Uncertainty-Aware Remaining Lifespan Prediction from Images
Tristan Kenneweg, Philip Kenneweg, Barbara Hammer
2025-06-17
Summary
This paper talks about a new method that uses vision transformer models, which are advanced AI systems designed to analyze images, to predict how much longer a person might live based on pictures of their face or body. The method not only predicts the remaining lifespan with high accuracy but also estimates how confident and uncertain the predictions are, which helps understand the reliability of the results.
What's the problem?
The problem is that predicting how long someone will live by just looking at images is very difficult because many factors affect lifespan and it's hard for AI models to give accurate and trustworthy predictions.
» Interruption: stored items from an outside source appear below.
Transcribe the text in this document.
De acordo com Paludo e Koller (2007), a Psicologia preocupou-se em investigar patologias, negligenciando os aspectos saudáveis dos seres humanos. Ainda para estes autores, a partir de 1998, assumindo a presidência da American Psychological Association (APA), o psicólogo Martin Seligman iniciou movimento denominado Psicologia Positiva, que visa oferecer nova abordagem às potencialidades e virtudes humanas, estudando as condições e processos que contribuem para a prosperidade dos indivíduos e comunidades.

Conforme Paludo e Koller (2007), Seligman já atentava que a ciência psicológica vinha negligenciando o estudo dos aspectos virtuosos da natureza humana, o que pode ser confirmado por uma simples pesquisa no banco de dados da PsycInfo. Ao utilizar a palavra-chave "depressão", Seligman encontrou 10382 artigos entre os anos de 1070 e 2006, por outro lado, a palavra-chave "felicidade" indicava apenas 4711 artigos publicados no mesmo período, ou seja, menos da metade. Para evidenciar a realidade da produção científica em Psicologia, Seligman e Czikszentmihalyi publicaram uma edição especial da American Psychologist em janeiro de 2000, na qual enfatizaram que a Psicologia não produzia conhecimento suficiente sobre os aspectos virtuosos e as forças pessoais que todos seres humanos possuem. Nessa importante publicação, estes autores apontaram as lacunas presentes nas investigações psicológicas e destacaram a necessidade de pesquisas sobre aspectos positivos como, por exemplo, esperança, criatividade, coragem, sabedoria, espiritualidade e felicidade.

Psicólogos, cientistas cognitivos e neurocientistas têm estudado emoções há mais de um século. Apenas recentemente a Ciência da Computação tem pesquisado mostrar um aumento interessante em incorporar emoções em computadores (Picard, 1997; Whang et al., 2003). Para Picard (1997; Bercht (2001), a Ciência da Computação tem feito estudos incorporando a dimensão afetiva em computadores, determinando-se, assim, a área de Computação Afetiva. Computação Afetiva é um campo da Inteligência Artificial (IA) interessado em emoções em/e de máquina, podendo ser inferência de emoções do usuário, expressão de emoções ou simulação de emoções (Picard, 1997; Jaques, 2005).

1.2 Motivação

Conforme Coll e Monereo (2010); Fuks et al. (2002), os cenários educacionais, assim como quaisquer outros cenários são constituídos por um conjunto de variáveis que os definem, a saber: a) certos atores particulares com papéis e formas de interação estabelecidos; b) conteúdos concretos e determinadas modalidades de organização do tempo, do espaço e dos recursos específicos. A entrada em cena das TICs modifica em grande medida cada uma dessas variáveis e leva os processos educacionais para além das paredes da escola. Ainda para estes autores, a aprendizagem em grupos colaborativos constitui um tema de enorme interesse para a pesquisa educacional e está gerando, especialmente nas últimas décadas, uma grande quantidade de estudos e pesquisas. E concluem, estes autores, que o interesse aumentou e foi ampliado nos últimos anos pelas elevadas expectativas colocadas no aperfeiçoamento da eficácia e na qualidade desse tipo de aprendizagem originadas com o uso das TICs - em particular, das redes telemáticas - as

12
Also, it’s important that the AI can say how sure it is about its predictions because guessing wrong can have serious consequences if used in real health applications.
What's the solution?
The solution presented in the paper is to use pretrained vision transformer models that analyze facial and whole-body images, combined with a way to measure uncertainty by learning a probability distribution for each prediction. This lets the AI not only make accurate lifespan estimates but also provide well-calibrated uncertainty scores showing how reliable the estimates are. They improved accuracy by carefully training and testing on several datasets, and shared their code and data for others to build on.
Why it matters?
This matters because being able to estimate remaining lifespan accurately from images could lead to easier, noninvasive, and scalable health screenings in the future. The well-calibrated uncertainty means the system knows when it might be wrong, making predictions safer to use. Overall, it shows that images hold valuable health information that AI can unlock, potentially helping doctors and patients with early warnings and better care decisions.
Abstract
Vision transformer models predict remaining lifespan from images with high accuracy and well-calibrated uncertainty estimates.